The Second Stage of Becoming a Writer: From Good to Great

While writing these past 9 months, I have asked myself one question a number of times:

What am I trying to achieve?

When I started writing I considered my main objectives to me:

  1. Develop the ability to write well
  2. Contribute positively to those that read my writing
  3. Overcome personal inhibitions about writing in public

However, I am finding it increasingly difficult to achieve all of these objectives — in particular, the first two seem to clash.

To develop any skill requires consistent practice. This is true with writing. Therefore, to meet my first objective I should be writing as much and as often as I can — the focus is on quantity more so than quality.

To give value to the readers the focus is on quality over quantity; I would rather read one great article than ten mediocre ones. However, as a fledgling writer my ability is not yet at the level where I can produce high quality writing on a consistent basis. Yet aiming for this high quality decreases the quantity of what I write. I wait for moments of ‘inspiration’ before I start writing. Sometimes I have a great idea but never follow through due to ‘insufficient’ time or mental energy. I often spend too long proofreading an article and considering it from the audience’s perspective.

The question of quantity vs quality is ubiquitous. The answer depends on the context.
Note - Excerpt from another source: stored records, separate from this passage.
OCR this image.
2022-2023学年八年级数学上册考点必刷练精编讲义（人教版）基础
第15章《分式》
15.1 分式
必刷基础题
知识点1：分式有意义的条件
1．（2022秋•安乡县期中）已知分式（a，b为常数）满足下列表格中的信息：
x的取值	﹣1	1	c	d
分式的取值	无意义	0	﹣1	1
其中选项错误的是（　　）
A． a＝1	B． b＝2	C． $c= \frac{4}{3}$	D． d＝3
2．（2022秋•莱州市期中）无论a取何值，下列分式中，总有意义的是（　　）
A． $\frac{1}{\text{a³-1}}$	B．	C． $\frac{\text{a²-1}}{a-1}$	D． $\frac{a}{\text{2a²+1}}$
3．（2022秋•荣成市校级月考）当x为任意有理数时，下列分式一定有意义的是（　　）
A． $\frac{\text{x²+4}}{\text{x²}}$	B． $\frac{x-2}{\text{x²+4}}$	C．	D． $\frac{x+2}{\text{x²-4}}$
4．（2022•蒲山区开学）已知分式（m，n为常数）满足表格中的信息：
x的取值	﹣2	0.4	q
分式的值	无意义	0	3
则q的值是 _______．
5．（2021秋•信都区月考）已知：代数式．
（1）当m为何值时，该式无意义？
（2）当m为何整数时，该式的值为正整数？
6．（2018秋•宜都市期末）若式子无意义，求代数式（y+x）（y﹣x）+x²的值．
I imagine you would prefer one great car than ten mediocre cars, but if stuck in the desert you would rather have ten bottles of water than one bottle of your favourite drink.

So it is necessary for me to evaluate which of my objectives should be my current focus and thus whether to strive for quality or quantity. My end goal is to write consistently good work which contributes positively to those that read it. To help decide, I considered the following story [emphasis mine]:

A pottery teacher split her class into two halves.
To the first half she said, “You will spend the semester studying pottery, planning, designing, and creating your perfect pot. At the end of the semester, there will be a competition to see whose pot is the best”.
To the other half she said, “You will spend your semester making lots of pots. Your grade will be based on the number of completed pots you finish. At the end of the semester, you’ll also have the opportunity to enter your best pot into a competition.”
The first half of the class threw themselves into their research, planning, and design. Then they set about creating their one, perfect pot for the competition.
The second half of the class immediately grabbed fistfulls of clay and started churning out pots. They made big ones, small ones, simple ones, and intricate ones. Their muscles ached for weeks as they gained the strength needed to throw so many pots.
At the end of class, both halves were invited to enter their most perfect pot into the competition. Once the votes were counted, all of the best pots came from the students that were tasked with quantity. The practice they gained made them significantly better potters than the planners on a quest for a single, perfect pot.

With this in mind, I am going to make a concerted effort to write more. I don’t intend to neglect quality entirely, and I hope that some will still benefit from my writing, but my focus will be on quantity until I develop the ability to produce quality content more consistently.

The ways that I achieve this will be:

  • For one month I will write and publish on Medium every single day.
  • If I produce an article that I feel is high quality and would bring benefit to others, I will attract wider readership by sharing it on social media, etc.

Therefore, if you enjoy my writing and would like to see all of my new articles, subscribe to me on Medium. Otherwise, look out for shares on my social media or pop back here from time to time.

Other points

Why share at all?

If I am focussing on writing a lot, why I don’t just write loads privately and then start sharing once I get good enough? In theory this may work but it wouldn’t in practice. We benefit from accountability; holding yourself accountable to publish something each day is more realistic than holding yourself accountable to write for yourself each day. Responses from readers also add to the accountability and my hope is that, despite not obsessing about quality, it will still be high enough quality to add value.

That being said, please hold me accountable. If you notice I don’t post despite promising that I will, let me know. The benefit of any simple reminder is greatly amplified due to the subsequent Hawthorne effect.

What about my third objective? (Overcome personal inhibitions about writing in public)

This is a continual, gradual process which occurs as you continually expose yourself to the object of fear. However, it is not really an aim in its own right; overcoming inhibitions is meaningless unless you do something with the new ability to take action and if this were my sole aim I could write trash, share it widely and desensitise myself to the opinions of others (but not achieve much else).